Koh

koh samet, 2006

“Wir haben schon mehrere Länder ausprobiert”, erzählte mir die Frau, “aber in der Türkei haben wir bis jetzt das beste Preis-Leistungsverhältnis erlebt.” Das ist sicherlich eine konsequente Herangehensweise an das Thema Pauschaltourismus. Die “Ware” Reise ist im üblichen Setting von “Familie-Strand-Hotel” am besten bewertbar. Was interessieren da noch “Land und Leute”, schließlich erlebt sie der Pauschaltourist meist nur als Inszenierung – von Kamelreiten bis Teppichknüpferei.

In einem der unzähligen Internetforen zum Thema Reisen las ich über die thailändische Insel Koh Samet: “Alles schön und gut, aber zu viele Thais dort.” Ist schon möglich, dass man in Thailand doch ganz überwiegend auf die einheimische Bevölkerung trifft. Das Problem welches der Internetschreiber wohl hatte, war, dass ihm die Thailänder dort nicht nur als Hotelangestellte und ähnliche Dienstleister gegenübertraten, sondern als Touristen.

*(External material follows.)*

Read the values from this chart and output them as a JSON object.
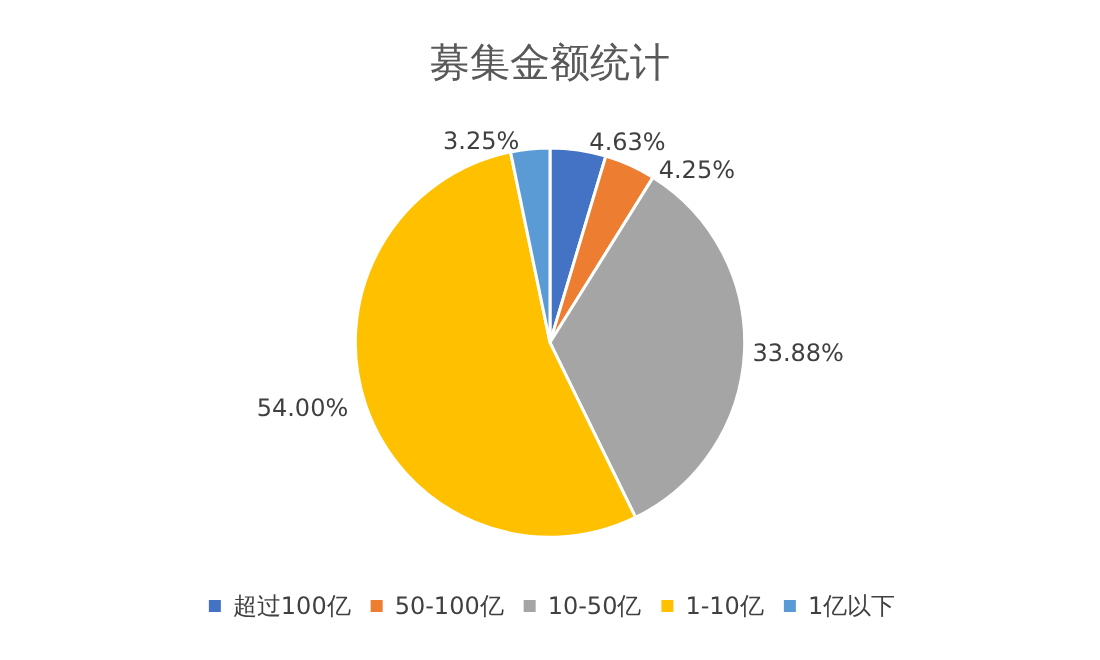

Nur vier relativ bequeme Minibusstunden von Bangkok entfernt ist Koh Samet Anlaufstelle für den stadtflüchtenden Wochenendtouristen. Während westliche Touristenpärchen ein Strandbungalow alleine bewohnen, spielt die Personenzahl für die Thailänder eine untergeordnete Rolle. Die meist jugendlichen Wochenendausflügler kommen zu zwei Dutzend, bringen Essen und Trinken gut gekühlt in riesigen Styroporboxen mit. Einer spielt in jedem Falle Gitarre. Und nach dem Genuss einer großen Menge einheimischen Whiskeys – der Mekhong Whisky ist seit 1941 eine thailändische Institution mit jährlich 19 Millionen verkauften Flaschen – schlafen die Männer sogleich im Campingstuhl ein, den sie dann das ganze Wochenende nicht verlassen. So löst sich das Problem mit den knappen Schlafplätzen ganz von selbst.

Wer Glück hat, trifft auf Koh Samet heimische Serienstars aus Bangkok mit ihrer Entourage, zu dritt auf einem Moped unterwegs, niemand älter als 25 und dauertelefonierend, ständiger Ortswechsel scheint Pflicht zu sein. Seltsam erwartungsvoll blicke ich in die anscheinend nur mir fremden Gesichter.

Das Foto entstand in der zweiten Reihe hinter dem Strand, dort läuft ein Versorgungsweg für die vielen direkt am Meer gelegenen Hotelanlagen entlang. Bier wird herangekarrt, die Wäsche gewaschen, das Wasser in riesigen Tanks aufbereitet. Was in dieser Hütte mit den vielen Motorrädern davor passierte? Davon weiß ich natürlich nichts.